Using the Wordcloud package we will be able to generate an image that gives us the most representative words (actually the more common) in a chosen set of reviews.

First, we define the words that will be eliminated, I use the set already existing in word cloud and add some extra words to it. After it, we generate an image with the 100 most repeated words with at least 5 letters in it.

# Import all necesary libraries
from wordcloud import  WordCloud, STOPWORDS, ImageColorGenerator

# Get stopwords from wordcloud library
stopwords = set(STOPWORDS)

# Add some extra words ad hoc for our purpose
app_words = ['app', 'apps', 'application', 'game']

# join all reviews
text = " ".join(review for review in text_data.Translated_Review)

# Generate the image
wordcloud = WordCloud(stopwords=stopwords, background_color="white", max_words=100, min_word_length=5).generate(text)

# visualize the image
fig=plt.figure(figsize=(15, 8))
plt.imshow(wordcloud, interpolation='bilinear')
plt.title('Total Reviews Word Clowd')

To finish our experiment we plot the WordCloud structure for all sentiments and metric. But we will distinct two extra cases, rows that have same original sentiment and compound sentiment (named with EQ) and rows that don’t (DIF).

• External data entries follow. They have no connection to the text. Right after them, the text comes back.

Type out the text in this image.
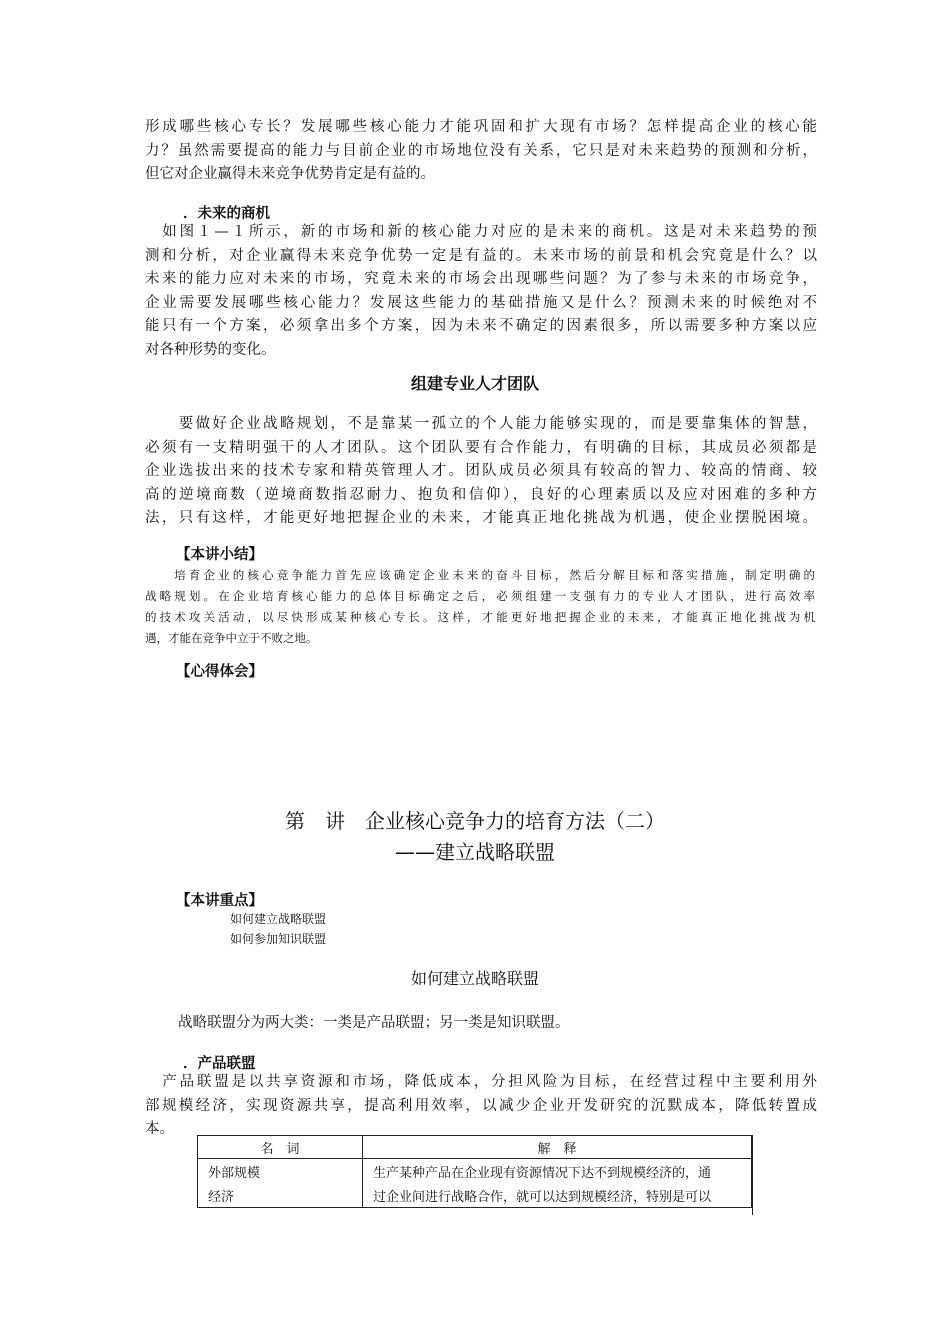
形成哪些核心专长？发展哪些核心能力才能巩固和扩大现有市场？怎样提高企业的核心能
力？虽然需要提高的能力与目前企业的市场地位没有关系，它只是对未来趋势的预测和分析，
但它对企业赢得未来竞争优势肯定是有益的。
．未来的商机
　如图１—１所示，新的市场和新的核心能力对应的是未来的商机。这是对未来趋势的预
测和分析，对企业赢得未来竞争优势一定是有益的。未来市场的前景和机会究竟是什么？以
未来的能力应对未来的市场，究竟未来的市场会出现哪些问题？为了参与未来的市场竞争，
企业需要发展哪些核心能力？发展这些能力的基础措施又是什么？预测未来的时候绝对不
能只有一个方案，必须拿出多个方案，因为未来不确定的因素很多，所以需要多种方案以应
对各种形势的变化。
组建专业人才团队
　　要做好企业战略规划，不是靠某一孤立的个人能力能够实现的，而是要靠集体的智慧，
必须有一支精明强干的人才团队。这个团队要有合作能力，有明确的目标，其成员必须都是
企业选拔出来的技术专家和精英管理人才。团队成员必须具有较高的智力、较高的情商、较
高的逆境商数（逆境商数指忍耐力、抱负和信仰），良好的心理素质以及应对困难的多种方
法，只有这样，才能更好地把握企业的未来，才能真正地化挑战为机遇，使企业摆脱困境。
【本讲小结】
　　培育企业的核心竞争能力首先应该确定企业未来的奋斗目标，然后分解目标和落实措施，制定明确的
战略规划。在企业培育核心能力的总体目标确定之后，必须组建一支强有力的专业人才团队，进行高效率
的技术攻关活动，以尽快形成某种核心专长。这样，才能更好地把握企业的未来，才能真正地化挑战为机
遇，才能在竞争中立于不败之地。
【心得体会】
第　讲　企业核心竞争力的培育方法（二）
——建立战略联盟
【本讲重点】
如何建立战略联盟
如何参加知识联盟
如何建立战略联盟
战略联盟分为两大类：一类是产品联盟；另一类是知识联盟。
．产品联盟
　产品联盟是以共享资源和市场，降低成本，分担风险为目标，在经营过程中主要利用外
部规模经济，实现资源共享，提高利用效率，以减少企业开发研究的沉默成本，降低转置成
本。
名　词	解　释
外部规模	生产某种产品在企业现有资源情况下达不到规模经济的，通
经济	过企业间进行战略合作，就可以达到规模经济，特别是可以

fig = plt.figure(num=12, figsize=(12, 10))
for i, sentiment in enumerate(['Positive', 'Neutral', 'Negative']):
    if i == 1: i = 4
    elif i == 2: i = 8
    # join all reviews with 
    original_text = " ".join(review for review in text_data[~mask_differents][text_data.compound_sentiment == sentiment].Translated_Review)
    compound_text = " ".join(review for review in text_data[~mask_differents][text_data.compound_sentiment == sentiment].Translated_Review)
    original_text_dif = " ".join(review for review in differences[differences.compound_sentiment == sentiment].Translated_Review)
    compound_text_dif = " ".join(review for review in differences[differences.compound_sentiment == sentiment].Translated_Review)
    original_wc = WordCloud(stopwords=stopwords, background_color="white", max_words=50, min_word_length=5).generate(original_text)
    compound_wc = WordCloud(stopwords=stopwords, background_color="white", max_words=50, min_word_length=5).generate(compound_text)
    original_wc_dif = WordCloud(stopwords=stopwords, background_color="white", max_words=50, min_word_length=5).generate(original_text)
    compound_wc_dif = WordCloud(stopwords=stopwords, background_color="white", max_words=50, min_word_length=5).generate(compound_text)
    fig.add_subplot(4, 4, i + 1)
    plt.imshow(original_wc, interpolation='bilinear', alpha=1)
    plt.title('EQ Original ' + sentiment)
    fig.add_subplot(4, 4, i + 2)
    plt.imshow(compound_wc, interpolation='bilinear')
    plt.title('EQ Compound ' + sentiment)

    fig.add_subplot(4, 4, i + 3)
    plt.imshow(original_wc_dif, interpolation='bilinear')
    plt.title('DIF Original ' + sentiment)
    fig.add_subplot(4, 4, i + 4)
    plt.imshow(compound_wc_dif, interpolation='bilinear')
    plt.title('DIF Compound ' + sentiment)

As we can see there are pretty much the same words with almost identical relevance in each category. The good thing is there are clear patterns for all different sentiment. The bad thing is we don’t know what words are making the prediction different, we could guess that these words are going to be some of the less common words.

In spite of the words are very similar we can see some differences in the importance patterns. But that’s not important at all, as all I wanted is share some easy tools to can give the first steps for your own and get your own conclusions, so now you just get into it don’t stop! I share with you a couple of questions in case you want to go deeper with these data set:

  • Is there any threshold from which original and compute sentiment predictions are the same?
  • According to our compound score, What apps have better reviews? The free ones or the ones someone have to pay?